Crestwood Equity Partners LP (Crestwood) has announced that it and Crestwood Holdings LLC (Crestwood Holdings) have executed a series of definitive agreements whereby Crestwood will acquire approximately 11.5 million common units and the general partner interest from Crestwood Holdings for total consideration of approximately US$268 million. In addition, in a separate press release issued on 25 March, Crestwood announced that First Reserve priced a private placement of six million common units for total proceeds of US$132 million.
With the combination of these transactions, First Reserve expects to have fully exited its investment in Crestwood. Crestwood will retire the approximate 11.5 million outstanding common units currently held by First Reserve, and transition to a publicly elected Board of Directors. Additionally, the Board of Directors has authorised a US$175 million opportunistic common and preferred unit repurchase programme.
Highlights of the transactions and updated strategic initiatives:
Enhanced corporate governance: The transactions enable the implementation of a traditional public company governance structure with a publicly elected board of directors further ensuring alignment between management and the Board of Directors with common unitholders, consistent with Crestwood’s long-term ESG strategy.
Significantly accretive: Distributable cash flow per unit metrics are significantly enhanced with the buyback and retirement of approximately 11.5 million common units, or approximately 15% of total common units outstanding, resulting in annual common distribution savings of approximately US$29 million based on the current annual rate of US$2.50 per common unit.
Larger and more diversified investor base: The transactions and related dispositions of Crestwood common units by First Reserve are expected to result in the increase of Crestwood’s public trading float by approximately 12% with more diverse institutional ownership and allow First Reserve to exit its large block ownership position of approximately 24% of total common units outstanding in Crestwood in a strategic and well executed manner.
Credit enhancing: The transactions improve Crestwood’s outlook with the rating agencies with the complete repayment of the Term Loan B at Crestwood Holdings and improve Crestwood’s consolidated capital structure under the agencies’ methodology.
Unit Repurchase Programme: In connection with the transactions and enhancements to Crestwood’s future governance structure and investor alignment, Crestwood’s Board of Directors has also approved a US$175 million common unit and preferred unit repurchase program effective through 31 December, 2022.

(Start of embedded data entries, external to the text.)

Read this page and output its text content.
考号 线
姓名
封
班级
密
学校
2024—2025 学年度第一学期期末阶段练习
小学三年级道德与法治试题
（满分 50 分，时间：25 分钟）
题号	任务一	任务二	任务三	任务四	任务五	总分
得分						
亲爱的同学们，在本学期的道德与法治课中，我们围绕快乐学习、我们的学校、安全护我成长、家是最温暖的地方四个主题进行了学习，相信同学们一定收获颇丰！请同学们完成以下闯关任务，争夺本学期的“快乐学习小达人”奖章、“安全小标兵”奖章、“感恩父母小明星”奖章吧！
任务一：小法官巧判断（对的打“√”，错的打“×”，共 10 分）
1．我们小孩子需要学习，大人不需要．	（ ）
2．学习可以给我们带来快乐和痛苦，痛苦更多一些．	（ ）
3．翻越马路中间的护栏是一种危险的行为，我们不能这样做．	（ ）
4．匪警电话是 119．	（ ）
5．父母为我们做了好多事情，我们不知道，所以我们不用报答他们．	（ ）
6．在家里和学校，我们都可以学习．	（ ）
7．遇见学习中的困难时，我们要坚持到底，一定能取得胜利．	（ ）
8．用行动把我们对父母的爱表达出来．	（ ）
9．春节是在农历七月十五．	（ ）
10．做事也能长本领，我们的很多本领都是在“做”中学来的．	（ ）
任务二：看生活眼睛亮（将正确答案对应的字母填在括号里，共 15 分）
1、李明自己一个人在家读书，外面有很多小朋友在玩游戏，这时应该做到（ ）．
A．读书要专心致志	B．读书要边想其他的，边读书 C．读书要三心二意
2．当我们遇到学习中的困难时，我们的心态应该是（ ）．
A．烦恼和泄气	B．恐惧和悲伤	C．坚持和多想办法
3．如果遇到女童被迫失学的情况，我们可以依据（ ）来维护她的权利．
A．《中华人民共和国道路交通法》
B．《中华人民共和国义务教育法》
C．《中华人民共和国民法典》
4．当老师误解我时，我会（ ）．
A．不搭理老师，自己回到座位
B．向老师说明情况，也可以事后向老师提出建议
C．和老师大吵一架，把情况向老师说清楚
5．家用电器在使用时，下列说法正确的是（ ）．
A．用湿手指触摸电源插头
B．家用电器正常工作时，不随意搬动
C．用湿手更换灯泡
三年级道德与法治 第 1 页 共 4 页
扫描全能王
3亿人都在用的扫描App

“Today marks a great milestone in the history of Crestwood with the buy-in of First Reserve’s interest in a transaction that enhances our alignment with common unitholders, improves our financial flexibility, and advances our strategic objectives to be a best-in-class midstream infrastructure company and maximise returns to our unitholders,” stated Robert G. Phillips, Chairman, President and Chief Executive Officer of Crestwood’s general partner. “I would like to thank the First Reserve organisation for their support, guidance and partnership over the last ten years as they helped us tremendously to build Crestwood into a premier midstream company. Crestwood has established a track record of solid execution, disciplined capital allocation and a commitment to embracing a best-in-class MLP sustainability programme. Today’s announcements are the next logical steps in our strategy to drive peer leading governance and set the stage for future growth by simplifying our organisational structure, increasing our public float and liquidity, and enhancing our financial flexibility as we strive to generate long-term value for our unitholders.”
Gary D. Reaves, Managing Director of First Reserve said, “First Reserve would like to thank the Crestwood organisation for its partnership over the past ten years. While today marks the culmination of over a decade of First Reserve’s ownership of Crestwood, we will certainly maintain our long-standing relationships with the Crestwood team and all Crestwood stakeholders, and we exit this investment proud of all that Crestwood has achieved in the past decade including its leadership role in MLP sustainability initiatives. We continue to believe the outlook is bright for the Crestwood organisation and look forward to watching its future success in the years to come.”